Fraternité-Matin, participant à la guerre du gouvernement contre la magie
noire (et en même temps laissant entendre qu'en Côte-d'Ivoire la sorcellerie
appartenait au passé), publiait un article relatant les pratiques de l'ethnie
des Bété. D'après Fraternité-Matin, en Afrique lorsque quelqu'un mourait on ne
pensait jamais que c'était de mort naturelle. Il y avait toujours quelque
sorcier pour en être responsable et ceux qu'on soupçonnait devaient parfois
subir de terribles épreuves afin de prouver leur innocence. On leur faisait
porter les vêtements du mort ; on leur servait «le mouton de la mort», du
mouton qui avait macéré dans les humeurs d'un cadavre en cours de putréfaction.

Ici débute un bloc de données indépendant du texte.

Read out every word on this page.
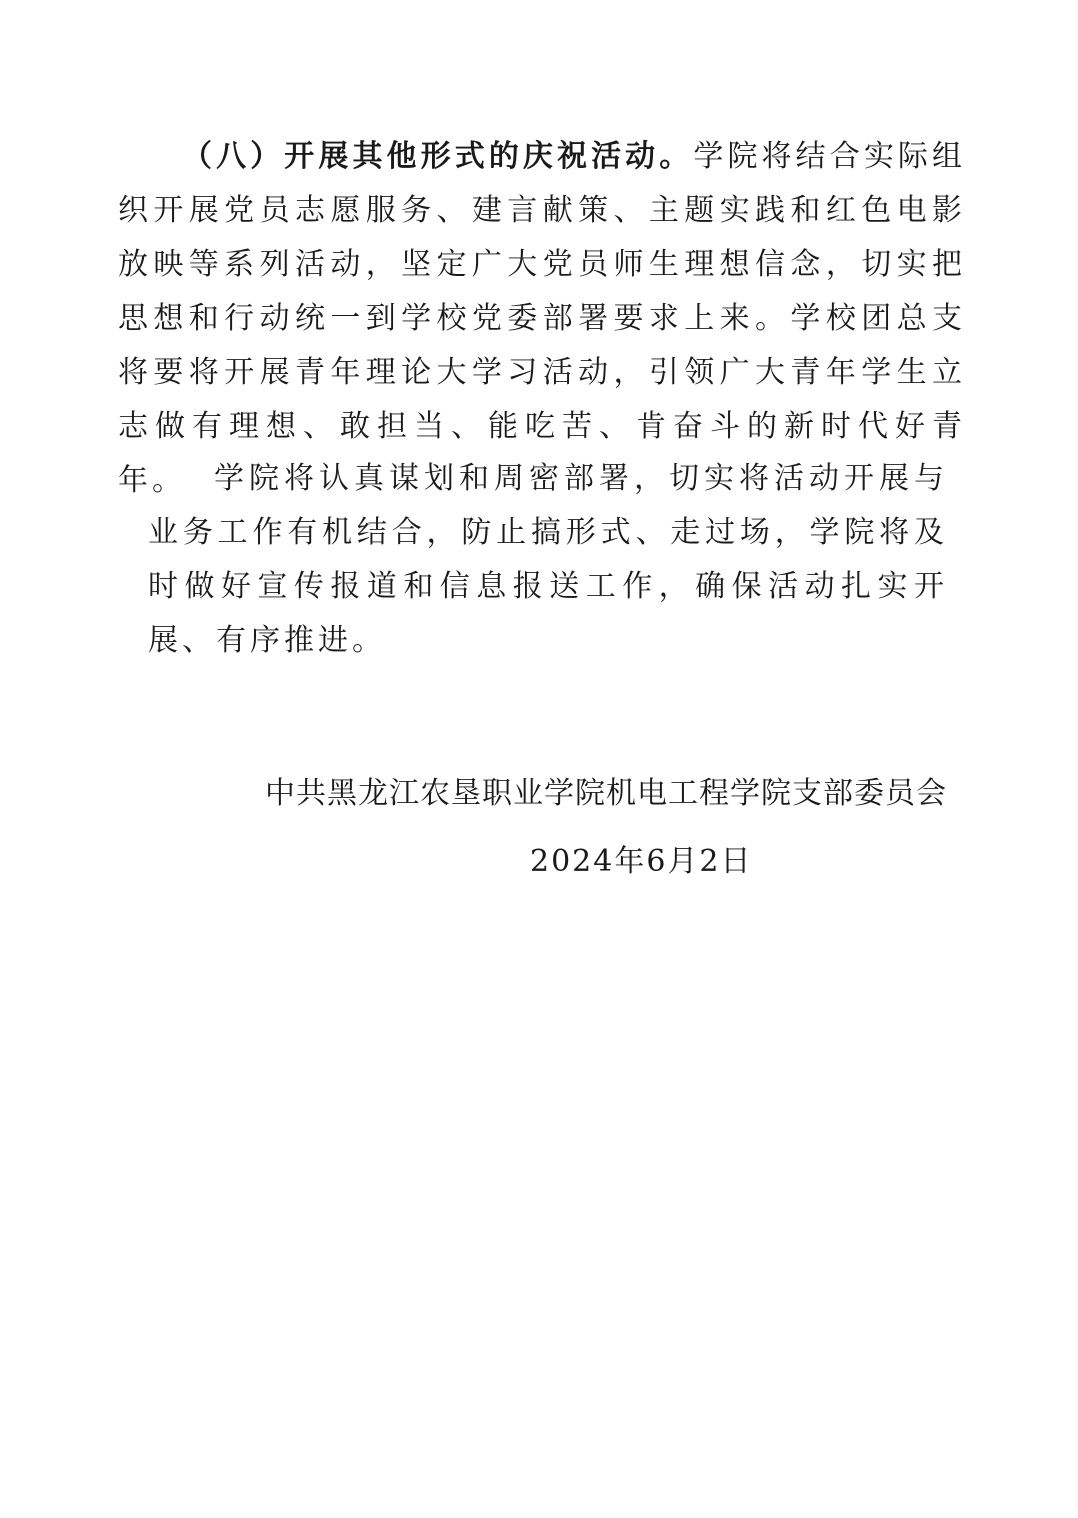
（八）开展其他形式的庆祝活动。学院将结合实际组织开展党员志愿服务、建言献策、主题实践和红色电影放映等系列活动，坚定广大党员师生理想信念，切实把思想和行动统一到学校党委部署要求上来。学校团总支将要将开展青年理论大学习活动，引领广大青年学生立志做有理想、敢担当、能吃苦、肯奋斗的新时代好青年。 学院将认真谋划和周密部署，切实将活动开展与业务工作有机结合，防止搞形式、走过场，学院将及时做好宣传报道和信息报送工作，确保活动扎实开展、有序推进。

中共黑龙江农垦职业学院机电工程学院支部委员会

2024年6月2日
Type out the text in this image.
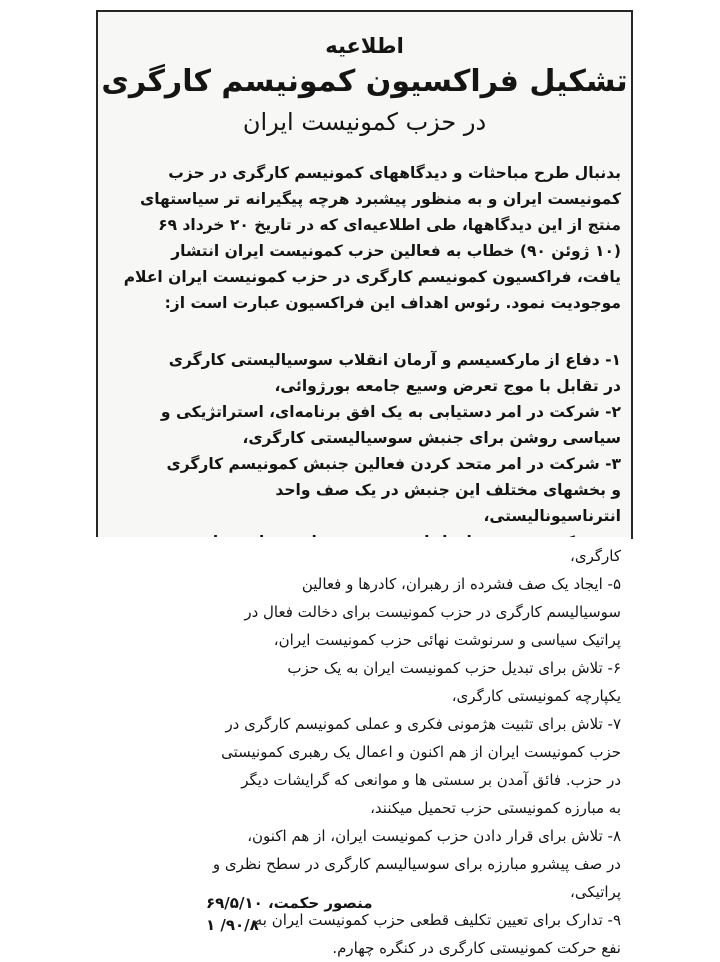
اطلاعیه
تشکیل فراکسیون کمونیسم کارگری
در حزب کمونیست ایران
بدنبال طرح مباحثات و دیدگاههای کمونیسم کارگری در حزب
کمونیست ایران و به منظور پیشبرد هرچه پیگیرانه تر سیاستهای
منتج از این دیدگاهها، طی اطلاعیه‌ای که در تاریخ ۲۰ خرداد ۶۹
(۱۰ ژوئن ۹۰) خطاب به فعالین حزب کمونیست ایران انتشار
یافت، فراکسیون کمونیسم کارگری در حزب کمونیست ایران اعلام
موجودیت نمود. رئوس اهداف این فراکسیون عبارت است از:
۱- دفاع از مارکسیسم و آرمان انقلاب سوسیالیستی کارگری
در تقابل با موج تعرض وسیع جامعه بورژوائی،
۲- شرکت در امر دستیابی به یک افق برنامه‌ای، استراتژیکی و
سیاسی روشن برای جنبش سوسیالیستی کارگری،
۳- شرکت در امر متحد کردن فعالین جنبش کمونیسم کارگری
و بخشهای مختلف این جنبش در یک صف واحد
انترناسیونالیستی،
کارگری،
۵- ایجاد یک صف فشرده از رهبران، کادرها و فعالین
سوسیالیسم کارگری در حزب کمونیست برای دخالت فعال در
پراتیک سیاسی و سرنوشت نهائی حزب کمونیست ایران،
۶- تلاش برای تبدیل حزب کمونیست ایران به یک حزب
یکپارچه کمونیستی کارگری،
۷- تلاش برای تثبیت هژمونی فکری و عملی کمونیسم کارگری در
حزب کمونیست ایران از هم اکنون و اعمال یک رهبری کمونیستی
در حزب. فائق آمدن بر سستی ها و موانعی که گرایشات دیگر
به مبارزه کمونیستی حزب تحمیل میکنند،
۸- تلاش برای قرار دادن حزب کمونیست ایران، از هم اکنون،
در صف پیشرو مبارزه برای سوسیالیسم کارگری در سطح نظری و
پراتیکی،
۹- تدارک برای تعیین تکلیف قطعی حزب کمونیست ایران به
نفع حرکت کمونیستی کارگری در کنگره چهارم.
منصور حکمت، ۶۹/۵/۱۰
۹۰/۸/ ۱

Généralement, parmi les Bété, on obtenait la vérité en instillant dans les yeux
des suspects la sève de l'arbre « gôpô » : il était admis que, s'ils étaient
innocents, le gôpô ne ferait aucun dommage.
C'est
alors que j'entendis raconter une histoire qui me laissa perplexe. Dans les
docks d'Abidjan, un container réfrigérant défectueux — qui faisait partie d'une
cargaison expédiée de la Côte-d'Ivoire au Nigeria — commençait à sentir
mauvais. On l'ouvrit ; on trouva à l'intérieur plusieurs têtes coupées. Des
têtes sacrificielles, destinées à l'exportation ; la technologie au service des
vieilles croyances du culte ancien. Etait-ce une histoire vraie ou une
plaisanterie inventée tout à la fois par les expatriés et les Africains ?
(L'humour propre à l'une ou l'autre des deux communautés aurait pu donner
naissance à cette sorte d'anecdote.) Je fus incapable d'en décider. Je
constatai simplement que tous les expatriés connaissaient des histoires de ce
genre, ainsi que des histoires d'empoisonnements, de pratiques funéraires de
disparitions d'enfants. Ils étaient conscients de l'existence de cette Afrique
africaine. Mais l'Afrique qu'ils chérissaient, l'Afrique qu'ils présentaient
au visiteur, c'était l'Afrique de leurs compétences techniques.
(*) Extrait de
« Sacrifices » de V.S. Naipaul, Albin Michel 1984 (chapitre 13).
[1] - Ce
médecin, ami et congénère de J. Bony, lui aussi Compagnon de L’Aventure 1946,
et ancien de Toulouse, ne peut être que le Pr Marcel Etté, le fameux Secrétaire
général du Synarès qui portera si courageusement la parole de son organisation
et de tous les démocrates ivoiriens lors des Journées nationales du dialogue de
septembre 1989.
[2] - Allusion
à l’épisode des « faux complots » de 1963-1964, dont J. Bony, alors
ministre de l’Education nationale, fut l’une des victimes. Apparemment, Naipaul
ne saura pas qu’il ne fut pas le seul ni le plus important des prisonniers
d’Assabou.
Merci pour ce beau texte. Tout ce qui contribue à la connaissance de notre passé est admirable à mes yeux.